During the last two years, work has been under way on the use of satellite communications for the transmission of data from instrumentation placed in the ocean bed. The set-up of the transmission link has required the development of several new systems, including an underwater vehicle capable of successfully emplacing instrument packages within deep ocean sediment formations, a transmitter-receiver system able to send acoustic signals through both 50 metres of sediments and a 6 km water column, sensors which will give information on sediment characteristics, and a satellite communications system for the automatic quasi-real-time relay of data from the emplaced instrumentation to the laboratory in Ispra (Europe).


With the increasing need to investigate and understand processes controlling the distribution and dispersion of materials in coastal and deep water zones, the development of instrumentation that is capable of working autonomously has occurred over the decade. With the advent of more powerful (and cheaper) electronics using little energy, the range of applications has increased as well as the length of time which is required before recovery of the instrumentation. This last point is particularly important because the need to study long-term mechanisms requires the collection of data over comparable periods of time The advent of satellite transmission systems such as ARGOS (Argos, 1978; Andunson and Fossum, 1980) and METEOSAT (Houet, 1986) have opened up the possibility of obtaining data from remote areas, in real time. Not only has this allowed the development of networks covering large areas it permitted the control of the correct functioning of the system and the replacement of components as required, thus lessening the loss of valuable data.

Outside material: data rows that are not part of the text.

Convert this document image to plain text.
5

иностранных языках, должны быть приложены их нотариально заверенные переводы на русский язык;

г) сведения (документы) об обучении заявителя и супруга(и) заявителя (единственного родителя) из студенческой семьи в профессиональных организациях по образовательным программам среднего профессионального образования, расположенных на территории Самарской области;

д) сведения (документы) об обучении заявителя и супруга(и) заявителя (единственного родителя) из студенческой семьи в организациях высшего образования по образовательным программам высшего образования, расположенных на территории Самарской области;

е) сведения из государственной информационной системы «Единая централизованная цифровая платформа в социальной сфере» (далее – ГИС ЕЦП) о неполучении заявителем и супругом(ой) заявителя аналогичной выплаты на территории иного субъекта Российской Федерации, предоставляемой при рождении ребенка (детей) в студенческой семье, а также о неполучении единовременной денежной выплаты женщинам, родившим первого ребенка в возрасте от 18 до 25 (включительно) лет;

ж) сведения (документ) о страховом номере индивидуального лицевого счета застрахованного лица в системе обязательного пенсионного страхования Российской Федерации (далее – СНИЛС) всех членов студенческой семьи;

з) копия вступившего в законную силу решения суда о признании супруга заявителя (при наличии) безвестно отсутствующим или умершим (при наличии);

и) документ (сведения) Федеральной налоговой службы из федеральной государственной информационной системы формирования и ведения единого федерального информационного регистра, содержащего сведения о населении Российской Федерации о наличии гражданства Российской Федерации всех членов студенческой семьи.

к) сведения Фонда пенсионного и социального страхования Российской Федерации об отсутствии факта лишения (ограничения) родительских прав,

Murray et al (1987) described work carried out to demonstrate the feasibility of setting up an acoustic link for data transmission between instrumentation emplaced within deep oceanic sedimentary formations and a mobile shipborne surface receiver-transmitter which can then relay data to a land-based European ground station via the European Space Agency's METEOSAT geostationary satellite

On the basis of these studies, the Commission of the European Communities, Joint Research Centre, Ispra Establishment (Italy), decided to develop an experimental operating system as part of its research on long-term environmental processes. The aims of the project are to demonstrate that the investigation of slow environmental processes, either within the deep water column or in sedimentary formations, can be studied using specialized instrument systems with the possibility of controlling the investigation and receiving in-situ data in real time The communications link uses a mix of satellite and high-frequency radio techniques to communicate with an autonomous surface platform which incorporates a two-way underwater acoustic link for the control of deployed autonomous instrumentation A laboratory control and data collection centre have been set up at the Joint Research Centre in order to monitor the relay system and the deployed sub-bottom instrumentation Each of these components is described below

Fig. 1 Instrumented transmission platform (available in full paper)

The METEOSAT Network was chosen as it allows the transmitted data to be received directly at the Institute, so that real-time modelling can be carried out.